Experience a sense of déjà vu. Preheat oven to 350 degrees. In a large, oven-proof skillet, pour the butter in an even layer and then the brown sugar, as above. Layer in 8 of the pineapple rings so they cover the bottom of the skillet but don’t overlap, like in a honeycomb pattern. Each one gets a cherry in the center. Slice the remaining 4 in half and arrange those 8 halves along the sides of the skillet sort of “face up” so they’re smiling at you, not frowning. Place a cherry in the hollow of each half ring. 

Prepare the cake mix as above and pour into the skillet, being careful that your pineapple-half fence maintains the position. Into the oven it goes, same 40—45 minutes, let cool for a few minutes, top with the upside-down serving plate big enough to catch all of this, and flip, carefully. Everything should hold together.

Whichever way you do this, rejoice in the fact that it’s 1959 and Hawaii has just been admitted to the union, so there’ll be more pineapples stateside than ever!



  1. This was my father’s savorite cake, I always made it for his birthday. I do mine in a cast-iron skillet and add bourbon to the brown sugar and butter mixture. 

  2. So I’m one of those fat adults that was a chunky kid. And to my everloving frustration, we actually didn’t eat bad. My dad’s little sister was diagnosed as type 1 diabetic in the 1960s, so he grew up where you didn’t have rolls, didn’t have candy, didn’t have dessert, etc etc etc. This was just how we cooked when I was a kid in the 80s and 90s, too.

    Not a household where we had bread with meals, so my definition of a “fancy” meal or restaurant was where you had rolls, especially crescent rolls.
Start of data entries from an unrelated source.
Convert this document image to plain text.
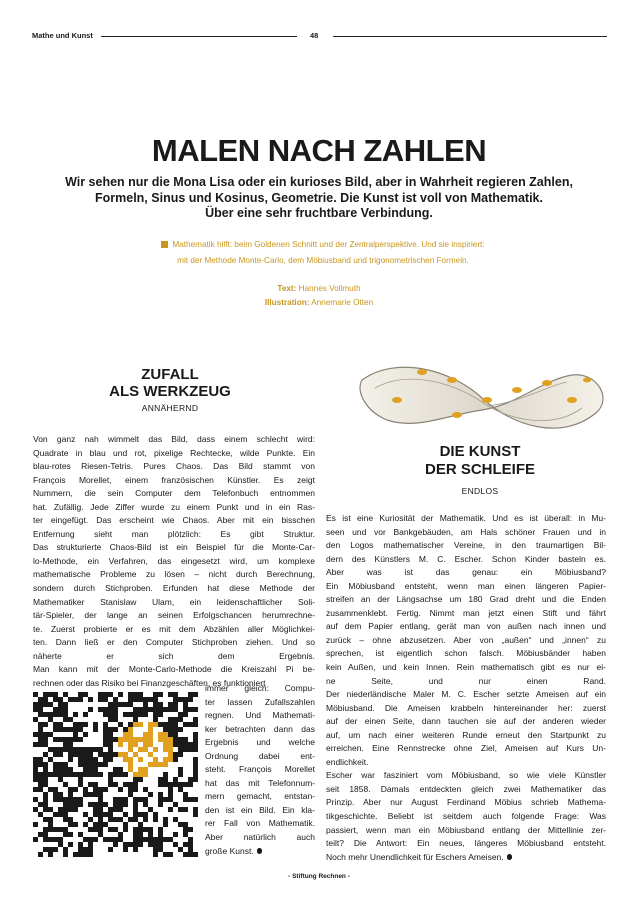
Mathe und Kunst	48
MALEN NACH ZAHLEN
Wir sehen nur die Mona Lisa oder ein kurioses Bild, aber in Wahrheit regieren Zahlen,
Formeln, Sinus und Kosinus, Geometrie. Die Kunst ist voll von Mathematik.
Über eine sehr fruchtbare Verbindung.
Mathematik hilft: beim Goldenen Schnitt und der Zentralperspektive. Und sie inspiriert:
mit der Methode Monte-Carlo, dem Möbiusband und trigonometrischen Formeln.
Text: Hannes Vollmuth
Illustration: Annemarie Otten
ZUFALL
ALS WERKZEUG
ANNÄHERND
Von ganz nah wimmelt das Bild, dass einem schlecht wird:
Quadrate in blau und rot, pixelige Rechtecke, wilde Punkte. Ein
blau-rotes Riesen-Tetris. Pures Chaos. Das Bild stammt von
François Morellet, einem französischen Künstler. Es zeigt
Nummern, die sein Computer dem Telefonbuch entnommen
hat. Zufällig. Jede Ziffer wurde zu einem Punkt und in ein Ras-
ter eingefügt. Das erscheint wie Chaos. Aber mit ein bisschen
Entfernung sieht man plötzlich: Es gibt Struktur.
Das strukturierte Chaos-Bild ist ein Beispiel für die Monte-Car-
lo-Methode, ein Verfahren, das eingesetzt wird, um komplexe
mathematische Probleme zu lösen – nicht durch Berechnung,
sondern durch Stichproben. Erfunden hat diese Methode der
Mathematiker Stanislaw Ulam, ein leidenschaftlicher Soli-
tär-Spieler, der lange an seinen Erfolgschancen herumrechne-
te. Zuerst probierte er es mit dem Abzählen aller Möglichkei-
ten. Dann ließ er den Computer Stichproben ziehen. Und so
näherte er sich dem Ergebnis.
Man kann mit der Monte-Carlo-Methode die Kreiszahl Pi be-
rechnen oder das Risiko bei Finanzgeschäften, es funktioniert
immer gleich: Compu-
ter lassen Zufallszahlen
regnen. Und Mathemati-
ker betrachten dann das
Ergebnis und welche
Ordnung dabei ent-
steht. François Morellet
hat das mit Telefonnum-
mern gemacht, entstan-
den ist ein Bild. Ein kla-
rer Fall von Mathematik.
Aber natürlich auch
große Kunst.
DIE KUNST
DER SCHLEIFE
ENDLOS
Es ist eine Kuriosität der Mathematik. Und es ist überall: in Mu-
seen und vor Bankgebäuden, am Hals schöner Frauen und in
den Logos mathematischer Vereine, in den traumartigen Bil-
dern des Künstlers M. C. Escher. Schon Kinder basteln es.
Aber was ist das genau: ein Möbiusband?
Ein Möbiusband entsteht, wenn man einen längeren Papier-
streifen an der Längsachse um 180 Grad dreht und die Enden
zusammenklebt. Fertig. Nimmt man jetzt einen Stift und fährt
auf dem Papier entlang, gerät man von außen nach innen und
zurück – ohne abzusetzen. Aber von „außen“ und „innen“ zu
sprechen, ist eigentlich schon falsch. Möbiusbänder haben
kein Außen, und kein Innen. Rein mathematisch gibt es nur ei-
ne Seite, und nur einen Rand.
Der niederländische Maler M. C. Escher setzte Ameisen auf ein
Möbiusband. Die Ameisen krabbeln hintereinander her: zuerst
auf der einen Seite, dann tauchen sie auf der anderen wieder
auf, um nach einer weiteren Runde erneut den Startpunkt zu
erreichen. Eine Rennstrecke ohne Ziel, Ameisen auf Kurs Un-
endlichkeit.
Escher war fasziniert vom Möbiusband, so wie viele Künstler
seit 1858. Damals entdeckten gleich zwei Mathematiker das
Prinzip. Aber nur August Ferdinand Möbius schrieb Mathema-
tikgeschichte. Beliebt ist seitdem auch folgende Frage: Was
passiert, wenn man ein Möbiusband entlang der Mittellinie zer-
teilt? Die Antwort: Ein neues, längeres Möbiusband entsteht.
Noch mehr Unendlichkeit für Eschers Ameisen.
- Stiftung Rechnen -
We didn’t have dessert in the house except maybe once a month, we didn’t even have soda in the house until I was in high school. And yet I was still a chunk. Really unfair in retrospect. 

    But I digress.

    Pineapple upside down cake was an extra fun bonus dessert because it didn’t require the entire can of pineapple rings and juice and my mom would let me have the extra in the can as a treat!